What about shift the curve down a little, there should be 6 roots.

f = (Abs[Zeta[1/2 + I #]] - 0.0001) &;
{a, b} = {0, 30};
rootSearchD[f, a, b] // Length // RepeatedTiming
FindAllCrossings[f[x], {x, a, b}] // Length // RepeatedTiming
myRootSearch[f, a, b] // Length // RepeatedTiming

it gives

{0.00061, 1}

{0.03, 0}

{0.00650, 6}

still only myRootSearch find all 6 roots. and

f /@ myRootSearch[f, a, b][[;; , 1]]
{-1.16174*10^-15, -1.1204*10^-15, 
 2.3646*10^-15, -1.95511*10^-15, -1.02109*10^-15, 3.65443*10^-15}

If the searching range is long or the function is oscillating so much , don't forget to set higher samples.

f = (-Abs[Zeta[1/2 + I #]]) &;
myRootSearchShow[f, 0, 100, "samples" -> 300]

gives

If function involves some singularities, myRootSearch may give some warning. Most of the time, it is harmless. For example

myRootSearch[Cot, 0, 2 Pi]

it gives

During evaluation of In[820]:= FindRoot::brmp: The root has been bracketed as closely as possible with machine precision but the function value exceeds the absolute tolerance 9.99999999999996`*^-11.

Out[820]= {{1.5708, 6.12323*10^-17}, {4.71239, 1.83697*10^-16}}

This is because, FindRoot can not find root around sigularity, because there is no root at all! But the result is perfectly right as you can see from

Anyway, you can always check the second element of each sublist of the result to make sure that function values at root position are indeed almost zero. In this case, they are 6.12323*10^-17 and 1.83697*10^-16.
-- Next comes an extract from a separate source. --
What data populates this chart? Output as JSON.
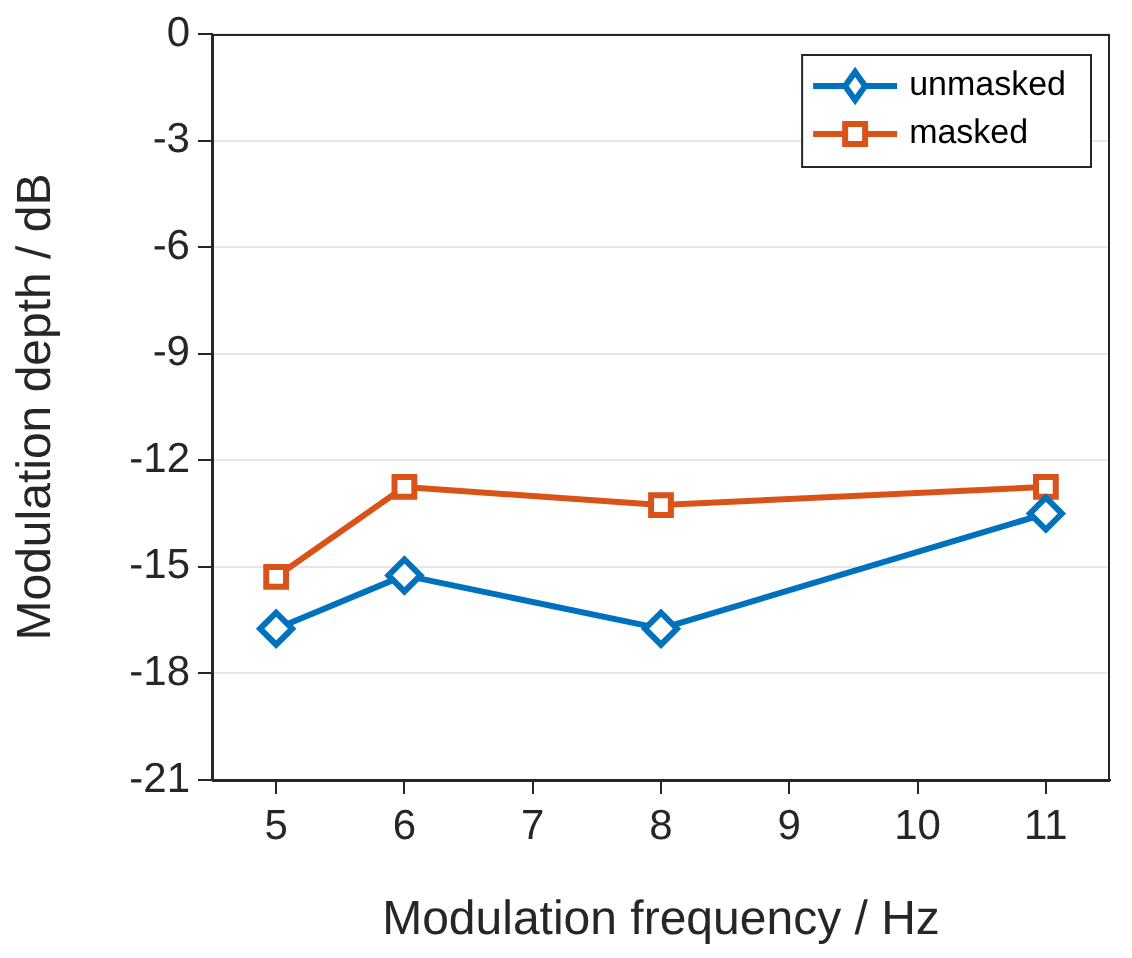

Finally, in case 3 it is the extrema that are sought. So there is a "threshold" option as a root filter. The default I set is somewhat loosely as 10^-10. If you set it as 10^-14,it means that function value must be smaller then 10^-14 to be considered as a root, all other "roots" are considered fake and discarded.